Mr. Brubeck is better known as one of the world’s most popular jazz composers and pianists known for his jazz compositions incorporating unusual meters and classical techniques such as fugal form and counterpoint. Born in 1920 in Concord, Calif., Mr. Brubeck first learned classical piano from his mother and began playing jazz as a teenager. He studied music theory and composition at both the College of the Pacific (now University of the Pacific) and Mills College. He achieved wide popularity with his quartet, formed in 1951, which included the gifted alto saxophonist Paul Desmond. In the innovative album Time Out (1959), the group abandoned the 4/4 meter of earlier jazz compositions to experiment with a different time signature for each piece on the album. Featured on Time Out are Mr. Brubeck’s Blue Rondo a la Turk, written in 9/8 time, and Mr. Desmond’s Take Five, written in 5/4 time — a piece that, despite its unconventional meter, imparts a natural and relaxed jazz feel.

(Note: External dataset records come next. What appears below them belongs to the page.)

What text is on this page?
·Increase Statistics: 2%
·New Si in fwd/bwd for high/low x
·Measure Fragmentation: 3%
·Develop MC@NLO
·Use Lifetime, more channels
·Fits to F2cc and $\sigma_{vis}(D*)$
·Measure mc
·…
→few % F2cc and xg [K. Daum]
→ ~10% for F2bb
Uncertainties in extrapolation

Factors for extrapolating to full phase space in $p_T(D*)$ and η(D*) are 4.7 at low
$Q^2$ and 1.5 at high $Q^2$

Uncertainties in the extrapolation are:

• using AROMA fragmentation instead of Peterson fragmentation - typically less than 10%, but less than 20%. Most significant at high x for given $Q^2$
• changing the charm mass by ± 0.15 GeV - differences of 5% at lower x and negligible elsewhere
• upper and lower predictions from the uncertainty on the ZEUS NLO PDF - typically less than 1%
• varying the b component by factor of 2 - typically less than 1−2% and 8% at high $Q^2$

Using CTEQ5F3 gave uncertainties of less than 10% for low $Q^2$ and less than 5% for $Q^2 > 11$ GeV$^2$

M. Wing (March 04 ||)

In 1994 Mr. Brubeck received a National Medal of Arts lifetime medal, the highest honor given to artists and arts patrons by the United States government, recognizing his wealth and depth of creative expression.

FROM THE COMPOSER

" Earth Is Our Mother "

Mr. Brubeck created this moving tribute to the interconnectedness of all life in 1992. The inspiring oratorio, for choir and jazz ensemble, with a baritone solo, is a glorious appreciation of the seamless, interlaced arrangement of spirituality, life and land, inspired by a legendary 1854 speech by Chief Seattle, hereditary leader of the Suquamish Native American tribe of what is now Washington state. (The city of Seattle is named in his honor.) “Chief Seattle’s Reply,” as the speech is generally known, is said to have spoken about caring for the planet. Among the statements attributed to the chief:

Whatever befalls the earth befalls the children of the earth.
We did not weave the web of life; we are merely a strand in it.
Whatever we do to the web, we do to ourselves.
“My original title for this peace was The Web,” Mr. Brubeck says, “because I was so struck with the imagery of the web as metaphor for the tracery of interrelationships amongst all things, both live and inanimate.”